Zu 2: Durch Urteil des Nds. Staatsgerichtshofs vom 16. Mai 2001 ist § 2 des Göttingen-Gesetzes vom 1. Juli 1964 (Nds. GVBl. S. 134) in der Fassung des Artikels 3 des Gesetzes zur Änderung des Niedersächsischen Gesetzes über den Finanzausgleich und anderer Gesetze vom 12. März 1999 (Nds. GVBl. S. 74) für unvereinbar mit Artikel 58 der Niedersächsischen Verfassung und daher für nichtig erklärt worden. Ursache hierfür war eine fehlende Regelung bei der Ausgestaltung des Finanzausgleichs, wonach die Aufgabenverteilung zwischen der Stadt und dem Landkreis Göttingen hätte berücksichtigt werden müssen. Obwohl die Stadt Göttingen Träger einer Vielzahl von Kreisaufgaben des eigenen Wirkungskreises ist, wurde sie finanzausgleichsrechtlich in diesem Aufgabenbereich wie eine kreisangehörige Gemeinde behandelt. Dieser Mangel ist mit Artikel 3 des Gesetzes zur Änderung von Vorschriften betreffend den kommunalen Finanzausgleich vom 28. August 2002 (Nds. GVBl. S. 366) beseitigt worden.

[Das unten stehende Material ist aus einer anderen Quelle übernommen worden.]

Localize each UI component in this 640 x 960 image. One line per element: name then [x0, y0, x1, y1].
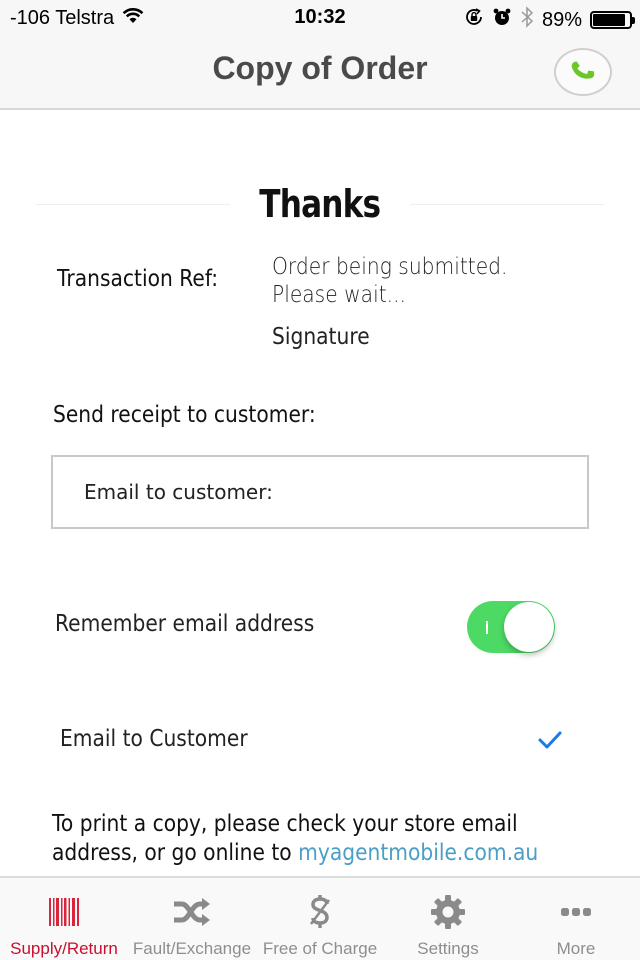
- tab-supply-return[interactable]: Supply/Return: [0, 878, 128, 960]
- email-to-customer-input[interactable]: [53, 457, 587, 527]
- email-to-customer-label: Email to Customer: [60, 726, 248, 752]
- tab-fault-exchange[interactable]: Fault/Exchange: [128, 878, 256, 960]
- more-dots-icon: [512, 894, 640, 930]
- status-right: 89%: [464, 6, 635, 34]
- call-button[interactable]: [554, 48, 612, 96]
- divider-left: [36, 203, 231, 205]
- transaction-status-line1: Order being submitted.: [272, 254, 508, 280]
- tab-label: Supply/Return: [10, 939, 118, 958]
- transaction-ref-label: Transaction Ref:: [57, 266, 219, 292]
- transaction-ref-value: Order being submitted. Please wait...: [272, 253, 507, 309]
- print-instructions-line2: address, or go online to myagentmobile.c…: [52, 839, 545, 868]
- divider-right: [409, 203, 604, 205]
- tab-label: Fault/Exchange: [132, 939, 252, 958]
- tab-label: More: [556, 939, 596, 958]
- tab-free-of-charge[interactable]: Free of Charge: [256, 878, 384, 960]
- toggle-knob: [504, 602, 554, 652]
- tab-bar: Supply/Return Fault/Exchange Free of Cha…: [0, 876, 640, 960]
- navigation-header: -106 Telstra 10:32 89% Copy of Order: [0, 0, 640, 110]
- shuffle-icon: [128, 894, 256, 930]
- thanks-heading-row: Thanks: [36, 178, 604, 230]
- gear-icon: [384, 894, 512, 930]
- print-instructions: To print a copy, please check your store…: [52, 810, 545, 868]
- alarm-icon: [492, 7, 512, 33]
- tab-settings[interactable]: Settings: [384, 878, 512, 960]
- remember-email-toggle[interactable]: [467, 601, 555, 653]
- tab-label: Settings: [417, 939, 479, 958]
- toggle-on-indicator: [486, 621, 488, 634]
- no-dollar-icon: [256, 894, 384, 930]
- remember-email-label: Remember email address: [55, 611, 315, 637]
- checkmark-icon: [536, 728, 564, 752]
- phone-icon: [568, 55, 598, 89]
- tab-more[interactable]: More: [512, 878, 640, 960]
- bluetooth-icon: [520, 6, 534, 34]
- thanks-title: Thanks: [259, 182, 381, 226]
- barcode-icon: [0, 894, 128, 930]
- page-title: Copy of Order: [212, 50, 428, 86]
- print-instructions-line1: To print a copy, please check your store…: [52, 811, 518, 837]
- email-to-customer-option[interactable]: Email to Customer: [0, 710, 640, 770]
- battery-icon: [590, 11, 635, 29]
- transaction-status-line2: Please wait...: [272, 282, 406, 308]
- battery-percent: 89%: [541, 8, 582, 31]
- print-instructions-line2-text: address, or go online to: [52, 840, 299, 866]
- orientation-lock-icon: [464, 7, 484, 33]
- myagentmobile-link[interactable]: myagentmobile.com.au: [298, 840, 538, 866]
- status-bar: -106 Telstra 10:32 89%: [0, 0, 640, 36]
- email-field-container: [51, 455, 589, 529]
- battery-level: [593, 14, 626, 26]
- signature-label: Signature: [272, 324, 370, 350]
- send-receipt-label: Send receipt to customer:: [53, 402, 316, 428]
- tab-label: Free of Charge: [262, 939, 378, 958]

Der Gesetzentwurf wurde seinerzeit unter Mitwirkung und in Abstimmung mit Stadt und Landkreis Göttingen erarbeitet. Von den Schlüsselzuweisungen für Kreisaufgaben des Landkreises Göttingen abzüglich des Betrages, mit dem die Sozialhilfelasten berücksichtigt werden, erhält die Stadt Göttingen jetzt einen Anteil von 41,6 vom Hundert. Damit sind die „finanziellen Beziehungen“ zwischen der Stadt und dem Landkreis Göttingen im

Sinne des Urteils des Nds. Staatsgerichtshofs abschließend geregelt worden. Weitere Regelungen der „finanziellen Beziehungen“ können nur von den Betroffenen selbst erfolgen. Möglichkeiten hierfür wurden in Gesprächen des Innenministeriums mit Stadt und Landkreis Göttingen aufgezeigt.

Zu 3: Es versteht sich von selbst, dass die Kommunalaufsicht der Stadt und dem Landkreis Göttingen bei der weiteren Lösung ihrer finanziellen Beziehungen beratend zur Seite stehen wird, falls dies die Betroffenen wünschen.

Anlage 4

Antwort

des Umweltministeriums auf die Frage 8 der Abg. Rebecca Harms (GRÜNE):

Achsschaden und Kontaminationen an CASTOR-Behältern?

Laut einer Pressemeldung (ddp vom 9. Mai 2003) wurde in Frankreich ein Schaden an der Achse eines CASTOR-Waggons festgestellt. Das Eisenbahnbundesamt hat dieses Vorkommnis bestätigt. Es handelte sich dabei um den Transport eines Leerbehälters von Sellafield zum AKW Unterweser. Der Waggon wurde am 29. April in Thionville gestoppt, und der Schaden wurde in Frankreich drei Tage später, am 2. Mai, repariert. Im Zusammenhang mit dieser Meldung kursieren bisher unbestätigte Berichte, dass es auch wieder zu unzulässigen radioaktiven Kontaminationen an Transportwagen und -behältern gekommen sein soll. In Frankreich sollen derartige Grenzwertüberschreitungen an CASTORWaggons wiederholt auftreten.

Ich frage die Landesregierung:

1. Wie bewertet sie den aufgetretenen Achsschaden?

2. Hat es Probleme mit den Transportwagen schon häufiger gegeben, wenn ja, welcher Art waren die Probleme?